Indonesia is the latest Southeast Asian country to send back trash amid a spike in imports from Western countries after China banned imports, disrupting the global flow of millions of tonnes of waste each year.
Environment ministry official Sayid Muhadhar said by telephone that five containers, or about 100 tonnes, of waste had been sent back to Seattle from Indonesia's second-biggest city of Surabaya.
"This is very simple.

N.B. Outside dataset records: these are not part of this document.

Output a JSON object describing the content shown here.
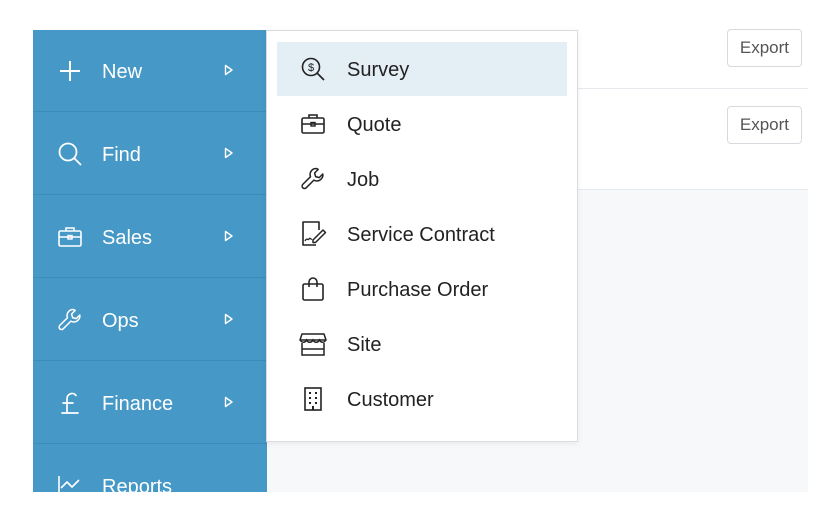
{
  "content": {
    "export_label": "Export"
  },
  "sidebar": {
    "items": [
      {
        "label": "New",
        "icon": "plus-icon"
      },
      {
        "label": "Find",
        "icon": "search-icon"
      },
      {
        "label": "Sales",
        "icon": "briefcase-icon"
      },
      {
        "label": "Ops",
        "icon": "wrench-icon"
      },
      {
        "label": "Finance",
        "icon": "pound-icon"
      },
      {
        "label": "Reports",
        "icon": "chart-icon"
      }
    ]
  },
  "menu": {
    "items": [
      {
        "label": "Survey",
        "icon": "search-dollar-icon",
        "active": true
      },
      {
        "label": "Quote",
        "icon": "briefcase-icon"
      },
      {
        "label": "Job",
        "icon": "wrench-icon"
      },
      {
        "label": "Service Contract",
        "icon": "signed-document-icon"
      },
      {
        "label": "Purchase Order",
        "icon": "shopping-bag-icon"
      },
      {
        "label": "Site",
        "icon": "storefront-icon"
      },
      {
        "label": "Customer",
        "icon": "building-icon"
      }
    ]
  },
  "colors": {
    "sidebar_bg": "#4698c6",
    "menu_active_bg": "#e4eef5",
    "content_bg": "#f7f8fa"
  }
}
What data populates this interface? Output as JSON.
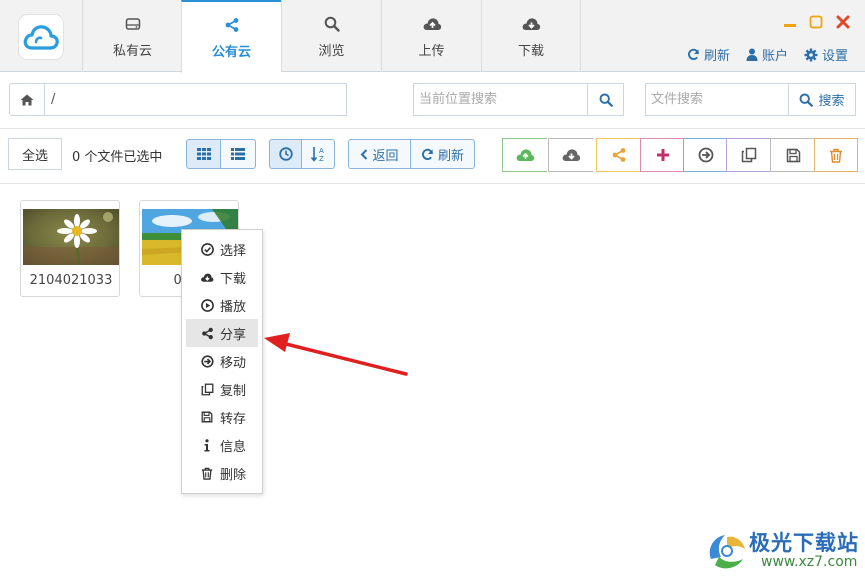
{
  "header": {
    "tabs": [
      {
        "label": "私有云",
        "icon": "hdd-icon"
      },
      {
        "label": "公有云",
        "icon": "share-icon"
      },
      {
        "label": "浏览",
        "icon": "search-icon"
      },
      {
        "label": "上传",
        "icon": "cloud-upload-icon"
      },
      {
        "label": "下载",
        "icon": "cloud-download-icon"
      }
    ],
    "active_tab": "公有云",
    "refresh_label": "刷新",
    "account_label": "账户",
    "settings_label": "设置"
  },
  "path_bar": {
    "path": "/",
    "location_search_placeholder": "当前位置搜索",
    "file_search_placeholder": "文件搜索",
    "search_label": "搜索"
  },
  "toolbar": {
    "select_all_label": "全选",
    "selection_status": "0 个文件已选中",
    "back_label": "返回",
    "refresh_label": "刷新",
    "tools": [
      "upload-icon",
      "download-icon",
      "share-icon",
      "add-icon",
      "move-icon",
      "copy-icon",
      "save-icon",
      "delete-icon"
    ]
  },
  "files": [
    {
      "name": "2104021033",
      "thumbnail": "daisy-photo"
    },
    {
      "name": "0901",
      "thumbnail": "field-photo"
    }
  ],
  "context_menu": {
    "items": [
      {
        "label": "选择",
        "icon": "check-circle-icon"
      },
      {
        "label": "下载",
        "icon": "cloud-download-icon"
      },
      {
        "label": "播放",
        "icon": "play-icon"
      },
      {
        "label": "分享",
        "icon": "share-icon"
      },
      {
        "label": "移动",
        "icon": "arrow-circle-icon"
      },
      {
        "label": "复制",
        "icon": "copy-icon"
      },
      {
        "label": "转存",
        "icon": "save-icon"
      },
      {
        "label": "信息",
        "icon": "info-icon"
      },
      {
        "label": "删除",
        "icon": "trash-icon"
      }
    ],
    "highlighted": "分享"
  },
  "watermark": {
    "title": "极光下载站",
    "url": "www.xz7.com"
  },
  "colors": {
    "accent": "#2a8fd6",
    "link": "#2c6fa8",
    "annotation_arrow": "#e02020",
    "minimize": "#f0a30a",
    "close": "#e04a2a",
    "upload_border": "#8dc78f",
    "share_border": "#f0c75e",
    "add_border": "#e08ab0",
    "move_border": "#7ab0d8",
    "copy_border": "#b8a0d6",
    "delete_border": "#e6b16a"
  }
}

Indonesia does not allow imports of trash," Muhadhar said.
"In Surabaya, what happened was we were supposed to get paper scrap, but instead it came with other materials such as plastic bags, rubber, plastic bottles, plastic pouches from cooking oil and soap," Muhadhar said
The ministry did not name the company that had exported the waste, but said it was the first time in around five years that scrap had been re-exported.
"It's been happening more because China has shut down its recycling facilities, so other countries have to look for new places," said Muhadhar.

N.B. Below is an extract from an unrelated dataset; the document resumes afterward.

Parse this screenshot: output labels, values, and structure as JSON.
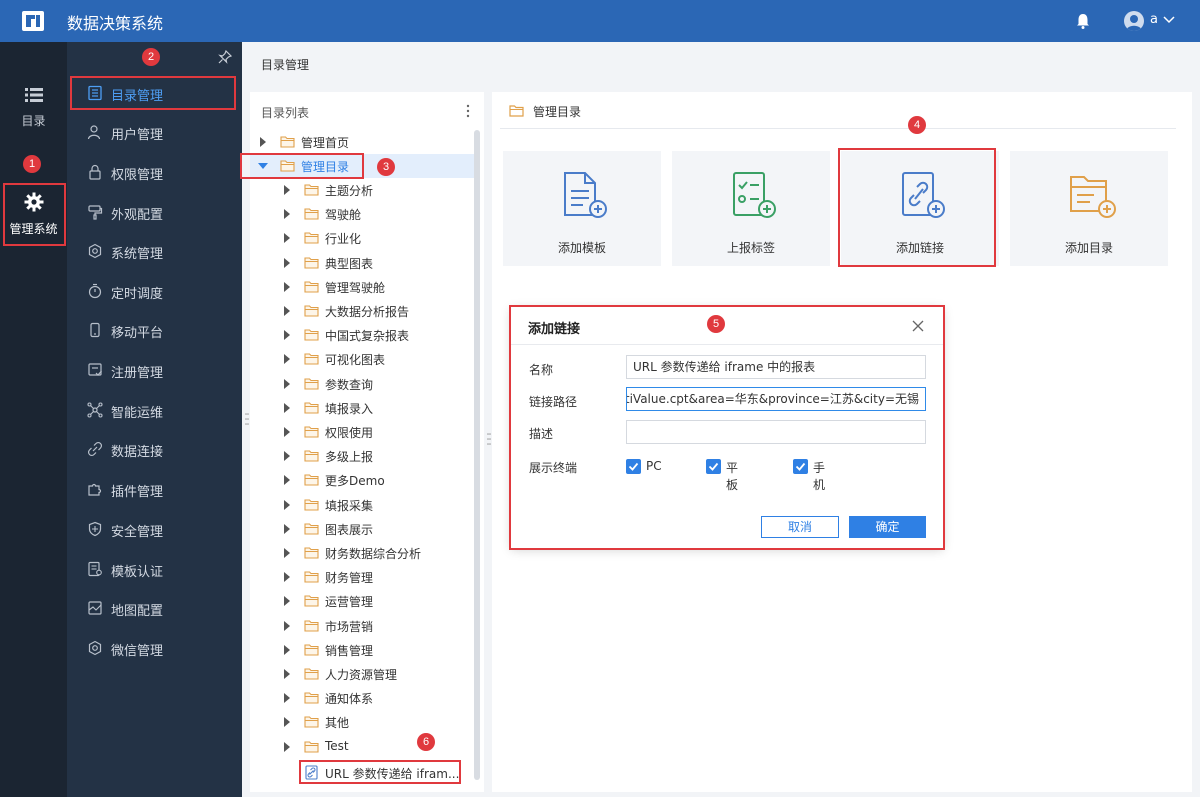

Philippines, Malaysia also balked
Last month, Philippine President Rodrigo Duterte ordered his government to hire a private shipping company to send 69 containers of garbage back to Canada and leave them within Canadian territorial waters if the country refused to accept them.
Malaysia also said recently it would send as much as 3,000 tonnes of plastic waste back to the countries it came from.
Ottawa has said no permits have been issued to Canadian companies to ship trash overseas since regulations changed three years ago, but waste is still ending up on the shores of Asian nations. Canada introduced new regulations in 2016 requiring exporters to get permits to ship waste other countries would consider hazardous, including trash.
Canadians produce 3.25 million tonnes of plastic waste each year. Less than 10 per cent of the plastics Canadian toss out are diverted from landfills, and not all of what is diverted is actually recycled.
Statistics Canada has reported that the country exported 44,800 tonnes of plastic waste in 2018, much of it to the United States. Once waste goes to the U.S. it is not tracked to determine what happens to it in the end.